A prisão, que foi baseada nos depoimentos de oito supostas vítimas coletados pelo FBI – veio após anos de investigações da Nxivm por parte da mídia e de autoridades governamentais, com críticos atacando a organização como sendo um culto abusivo, em busca de sujeitos suscetíveis.

Os registros do tribunal não listaram um advogado para o réu. Mas, em uma declaração no site da Nxivm, Raniere negou qualquer transgressão. “Essas alegações são perturbadoras para mim, considerando que a não violência é um dos meus valores mais importantes”, afirmou.

Na biografia em seu site, Raniere afirma ter “dedicado sua vida a estudar as questões complexas que assolam nosso mundo moderno, e a desenvolver ferramentas para aprimorar a experiência humana através da comunidade, ação social, ciência, tecnologia e educação.”
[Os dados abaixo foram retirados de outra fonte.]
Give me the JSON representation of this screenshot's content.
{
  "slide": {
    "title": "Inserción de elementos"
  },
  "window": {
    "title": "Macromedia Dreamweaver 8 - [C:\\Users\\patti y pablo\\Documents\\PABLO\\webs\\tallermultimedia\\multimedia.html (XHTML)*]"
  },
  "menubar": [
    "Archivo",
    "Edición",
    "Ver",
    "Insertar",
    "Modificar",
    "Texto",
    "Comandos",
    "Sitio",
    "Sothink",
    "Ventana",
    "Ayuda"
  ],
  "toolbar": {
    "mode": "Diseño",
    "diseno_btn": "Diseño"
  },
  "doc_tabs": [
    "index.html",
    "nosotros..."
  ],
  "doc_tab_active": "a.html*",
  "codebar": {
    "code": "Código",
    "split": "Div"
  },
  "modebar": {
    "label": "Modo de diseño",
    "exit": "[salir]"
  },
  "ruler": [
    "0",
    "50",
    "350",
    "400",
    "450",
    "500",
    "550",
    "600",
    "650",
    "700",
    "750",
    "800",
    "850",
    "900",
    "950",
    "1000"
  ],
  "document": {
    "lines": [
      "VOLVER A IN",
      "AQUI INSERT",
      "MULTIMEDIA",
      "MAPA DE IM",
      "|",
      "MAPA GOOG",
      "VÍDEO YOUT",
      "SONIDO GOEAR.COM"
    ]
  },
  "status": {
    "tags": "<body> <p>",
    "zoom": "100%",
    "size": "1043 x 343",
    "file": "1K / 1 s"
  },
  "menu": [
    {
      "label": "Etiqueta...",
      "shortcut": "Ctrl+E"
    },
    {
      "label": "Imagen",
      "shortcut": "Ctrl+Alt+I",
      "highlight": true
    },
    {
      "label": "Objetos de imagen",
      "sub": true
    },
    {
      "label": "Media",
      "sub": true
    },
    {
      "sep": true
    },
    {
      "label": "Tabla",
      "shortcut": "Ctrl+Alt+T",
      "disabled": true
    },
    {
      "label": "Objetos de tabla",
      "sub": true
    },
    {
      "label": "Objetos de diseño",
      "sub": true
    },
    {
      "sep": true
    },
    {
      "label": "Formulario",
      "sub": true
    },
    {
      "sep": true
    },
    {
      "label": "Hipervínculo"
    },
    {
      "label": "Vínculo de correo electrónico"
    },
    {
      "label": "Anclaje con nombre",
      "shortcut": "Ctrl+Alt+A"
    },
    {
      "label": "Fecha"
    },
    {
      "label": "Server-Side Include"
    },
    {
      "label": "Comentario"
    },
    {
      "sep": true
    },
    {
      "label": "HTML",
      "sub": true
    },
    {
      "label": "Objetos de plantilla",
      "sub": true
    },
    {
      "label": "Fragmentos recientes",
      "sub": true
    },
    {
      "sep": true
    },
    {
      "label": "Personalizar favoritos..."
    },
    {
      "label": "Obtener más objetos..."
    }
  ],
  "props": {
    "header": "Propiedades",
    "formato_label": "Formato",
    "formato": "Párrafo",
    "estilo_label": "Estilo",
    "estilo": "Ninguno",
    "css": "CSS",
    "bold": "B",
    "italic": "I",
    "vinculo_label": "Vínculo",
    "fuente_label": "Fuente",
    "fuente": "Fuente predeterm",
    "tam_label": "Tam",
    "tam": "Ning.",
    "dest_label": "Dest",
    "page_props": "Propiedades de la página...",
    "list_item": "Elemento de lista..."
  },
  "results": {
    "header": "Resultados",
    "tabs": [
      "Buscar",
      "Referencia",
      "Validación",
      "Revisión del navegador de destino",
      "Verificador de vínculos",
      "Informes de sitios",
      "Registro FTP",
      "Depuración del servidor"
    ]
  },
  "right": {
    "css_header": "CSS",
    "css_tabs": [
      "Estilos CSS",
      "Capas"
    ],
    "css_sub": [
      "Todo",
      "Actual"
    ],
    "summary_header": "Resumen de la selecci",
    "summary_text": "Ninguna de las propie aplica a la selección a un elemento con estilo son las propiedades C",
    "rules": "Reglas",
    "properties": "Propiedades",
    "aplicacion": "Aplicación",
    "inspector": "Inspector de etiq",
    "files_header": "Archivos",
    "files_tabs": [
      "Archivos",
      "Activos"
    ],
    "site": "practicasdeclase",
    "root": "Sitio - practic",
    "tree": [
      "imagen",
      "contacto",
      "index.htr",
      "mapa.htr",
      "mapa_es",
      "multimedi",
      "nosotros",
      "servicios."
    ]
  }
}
De acordo com um perfil publicado pela revista Forbes em 2003, ele também afirmava “ter falado frases completas quando tinha 1 ano de idade, ter aprendido de forma autodidata conteúdos de matemática do ensino médio em 19 horas quando tinha 12 anos e, aos 13, ter aprendido o equivalente a três anos de estudos em matemática universitária e diversas linguagens de computador.”
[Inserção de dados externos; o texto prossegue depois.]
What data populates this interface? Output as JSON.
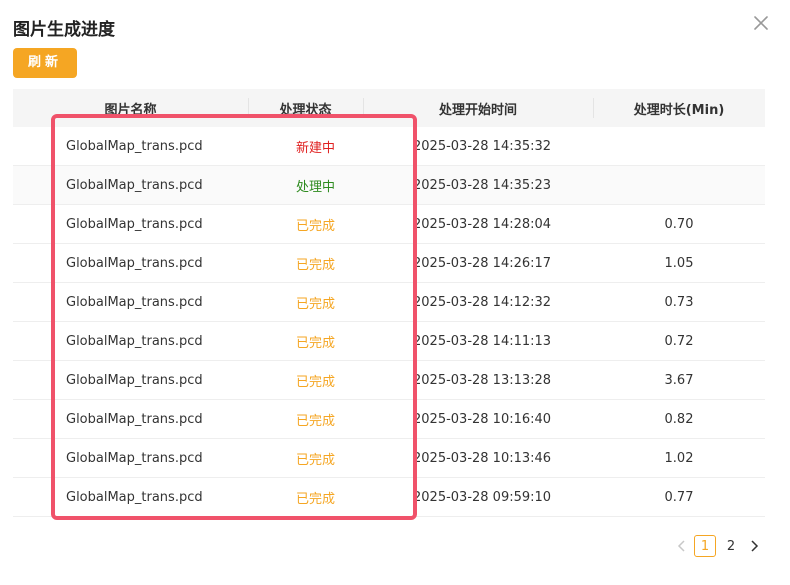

Em 1998, Raniere fundou a Executive Success Programs Inc. (ESP); em 2003, a Nxivm teria fundado, segundo a acusação, uma organização “laranja” para as atividades da ESP e outras entidades afiliadas de Raniere.

“Irmandade” feminina operava como uma pirâmide com níveis de ‘escravas’ até ‘mestres’

“A Nxivm mantém características de um esquema de marketing multinível, comumente conhecido como sistema de pirâmide financeira, em que membros são recrutados com a promessa de pagamentos ou serviços ao cadastrarem outros no sistema”, afirma a acusação. Por exemplo, workshops com a duração de cinco dias “prometendo desenvolvimento pessoal e profissional” chegavam a custar 5 mil dólares. Realizações dentro do sistema são identificadas por faixas coloridas usadas pelos seguidores.

“O currículo da Nxivm ensinava que as mulheres possuíam fraquezas inerentes que incluíam naturezas ‘superemocionais’, uma inabilidade de manter promessas e a tendência a assumir o papel de vítima”, afirma a acusação. “A Nxivm opera em grande parte em segredo. Os ‘nexianos’ eram frequentemente solicitados a assinar acordos de confidencialidade e fazer promessas de não revelar certas coisas sobre os ensinamentos da Nxivm”.

Raniere aparentemente está no topo da organização. “Na minha opinião, a Nxivm é um dos grupos mais extremos que eu já investiguei, no sentido do quanto ela gira em torno de seu líder, Keith Raniere”, disse o especialista em cultos, Rick Ross, ao jornal Times Union, de Albany, em 2012.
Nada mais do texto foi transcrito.